Estos ministros, en vez de juzgar entre el bien y mal, entre lo bueno y malo, y entre lo santo y lo profano, igual que sus candidatos, se han silenciado en el Congreso, concejos y asambleas no siendo capaces de llamar a lo malo malo y a lo bueno bueno olvidándose de preceptos como “Ay de los que a lo malo dicen bueno, y a lo bueno malo; que hacen de la luz tinieblas, y de las tinieblas luz; que ponen lo amargo por dulce, y lo dulce por amargo!”. Han apoyado medidas y leyes que oprimen más al pobre y otras que no concuerdan con principios cristianos.

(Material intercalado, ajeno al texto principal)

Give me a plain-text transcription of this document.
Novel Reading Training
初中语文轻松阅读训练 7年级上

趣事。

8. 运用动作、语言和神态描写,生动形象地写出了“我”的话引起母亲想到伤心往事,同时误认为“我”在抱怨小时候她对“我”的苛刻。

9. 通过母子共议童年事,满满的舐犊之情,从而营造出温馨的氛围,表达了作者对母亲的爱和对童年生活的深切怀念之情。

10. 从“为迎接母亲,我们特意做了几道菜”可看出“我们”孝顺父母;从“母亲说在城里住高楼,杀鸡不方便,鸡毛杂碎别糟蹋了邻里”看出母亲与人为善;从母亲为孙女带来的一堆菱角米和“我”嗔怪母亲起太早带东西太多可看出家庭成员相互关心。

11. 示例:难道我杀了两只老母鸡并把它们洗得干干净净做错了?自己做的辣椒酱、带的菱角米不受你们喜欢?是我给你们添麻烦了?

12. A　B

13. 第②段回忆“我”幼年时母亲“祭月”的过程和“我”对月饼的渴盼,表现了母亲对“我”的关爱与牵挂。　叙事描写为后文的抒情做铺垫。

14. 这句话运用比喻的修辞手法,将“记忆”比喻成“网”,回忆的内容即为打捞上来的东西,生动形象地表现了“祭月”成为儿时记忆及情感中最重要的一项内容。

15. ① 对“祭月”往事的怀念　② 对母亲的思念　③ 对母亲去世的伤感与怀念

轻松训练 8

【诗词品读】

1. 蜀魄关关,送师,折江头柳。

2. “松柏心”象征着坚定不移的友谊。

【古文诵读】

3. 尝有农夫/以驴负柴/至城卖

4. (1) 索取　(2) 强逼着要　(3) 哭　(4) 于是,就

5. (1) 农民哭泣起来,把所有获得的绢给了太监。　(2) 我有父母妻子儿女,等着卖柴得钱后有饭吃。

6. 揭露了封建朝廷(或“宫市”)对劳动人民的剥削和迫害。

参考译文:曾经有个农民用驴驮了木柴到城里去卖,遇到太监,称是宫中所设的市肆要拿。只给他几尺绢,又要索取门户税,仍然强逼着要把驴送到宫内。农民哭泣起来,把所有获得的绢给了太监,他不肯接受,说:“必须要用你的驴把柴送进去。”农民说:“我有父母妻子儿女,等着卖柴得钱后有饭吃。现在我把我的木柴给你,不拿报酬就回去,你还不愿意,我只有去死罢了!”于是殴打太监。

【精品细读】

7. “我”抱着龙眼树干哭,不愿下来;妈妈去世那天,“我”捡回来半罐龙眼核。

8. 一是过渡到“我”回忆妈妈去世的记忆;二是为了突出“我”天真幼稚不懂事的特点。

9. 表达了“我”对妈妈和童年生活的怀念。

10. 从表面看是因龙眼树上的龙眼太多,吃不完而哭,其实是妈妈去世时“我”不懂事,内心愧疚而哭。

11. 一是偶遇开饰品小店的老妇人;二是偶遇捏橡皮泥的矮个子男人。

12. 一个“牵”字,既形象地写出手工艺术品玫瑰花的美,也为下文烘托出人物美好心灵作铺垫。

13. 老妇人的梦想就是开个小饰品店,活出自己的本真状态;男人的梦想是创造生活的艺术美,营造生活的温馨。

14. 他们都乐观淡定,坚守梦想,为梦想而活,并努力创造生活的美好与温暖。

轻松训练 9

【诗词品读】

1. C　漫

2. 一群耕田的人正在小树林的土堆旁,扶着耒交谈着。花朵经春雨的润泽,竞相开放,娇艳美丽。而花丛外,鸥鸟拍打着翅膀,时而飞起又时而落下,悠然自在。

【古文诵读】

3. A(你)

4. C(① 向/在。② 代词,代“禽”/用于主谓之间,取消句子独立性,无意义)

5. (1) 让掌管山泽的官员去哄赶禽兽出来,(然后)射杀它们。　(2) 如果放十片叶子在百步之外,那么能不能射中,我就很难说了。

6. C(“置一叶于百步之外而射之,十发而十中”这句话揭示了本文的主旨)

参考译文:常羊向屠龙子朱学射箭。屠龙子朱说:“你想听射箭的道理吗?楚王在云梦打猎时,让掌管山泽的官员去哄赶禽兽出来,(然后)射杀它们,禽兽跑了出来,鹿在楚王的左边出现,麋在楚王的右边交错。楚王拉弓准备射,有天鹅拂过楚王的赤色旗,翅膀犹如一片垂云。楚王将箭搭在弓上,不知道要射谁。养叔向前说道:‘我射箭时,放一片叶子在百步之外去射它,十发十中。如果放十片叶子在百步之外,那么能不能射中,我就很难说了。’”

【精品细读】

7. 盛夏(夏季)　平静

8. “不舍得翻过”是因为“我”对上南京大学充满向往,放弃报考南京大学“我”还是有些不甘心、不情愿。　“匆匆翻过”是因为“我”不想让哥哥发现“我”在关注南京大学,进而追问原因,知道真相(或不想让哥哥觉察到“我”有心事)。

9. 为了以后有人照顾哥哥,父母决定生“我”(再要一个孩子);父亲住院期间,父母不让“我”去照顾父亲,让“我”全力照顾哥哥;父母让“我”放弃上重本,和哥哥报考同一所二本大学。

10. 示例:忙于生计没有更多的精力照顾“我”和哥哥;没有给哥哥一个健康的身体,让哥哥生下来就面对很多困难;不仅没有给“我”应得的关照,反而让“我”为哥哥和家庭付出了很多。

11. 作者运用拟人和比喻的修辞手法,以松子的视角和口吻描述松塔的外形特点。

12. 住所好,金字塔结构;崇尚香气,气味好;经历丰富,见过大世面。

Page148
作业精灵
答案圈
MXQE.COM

Ya son cómplices de la degradación en la cual participan: “!!Ay de los que son valientes para beber vino, y hombres fuertes para mezclar bebida; los que justifican al impío mediante cohecho, y al justo quitan su derecho!”. Bien lo expresó Jeremías: “Pero si ellos hubieran estado en mi secreto, habrían hecho oír mis palabras a mi pueblo, y lo habrían hecho volver de su mal camino, y de la maldad de sus obras.”

Hombres y mujeres cristianos en política deben ser luz en medio de la oscuridad, pregoneros de la Verdad del Eterno Salvador, voces de verdad y justicia como Elías, Jeremías, Natán, Pablo o Jesús. Cada uno de los espacios los deberían aprovechar para predicar a Jesucristo, como bien lo hizo Pablo.

“Ustedes son la luz del mundo. Una ciudad en lo alto de una colina no puede esconderse. Ni se enciende una lámpara para cubrirla con un cajón. Por el contrario, se pone en la repisa para que alumbre a todos los que están en la casa. Hagan brillar su luz delante de todos, para que ellos puedan ver las buenas obras de ustedes y alaben al Padre que está en el cielo”.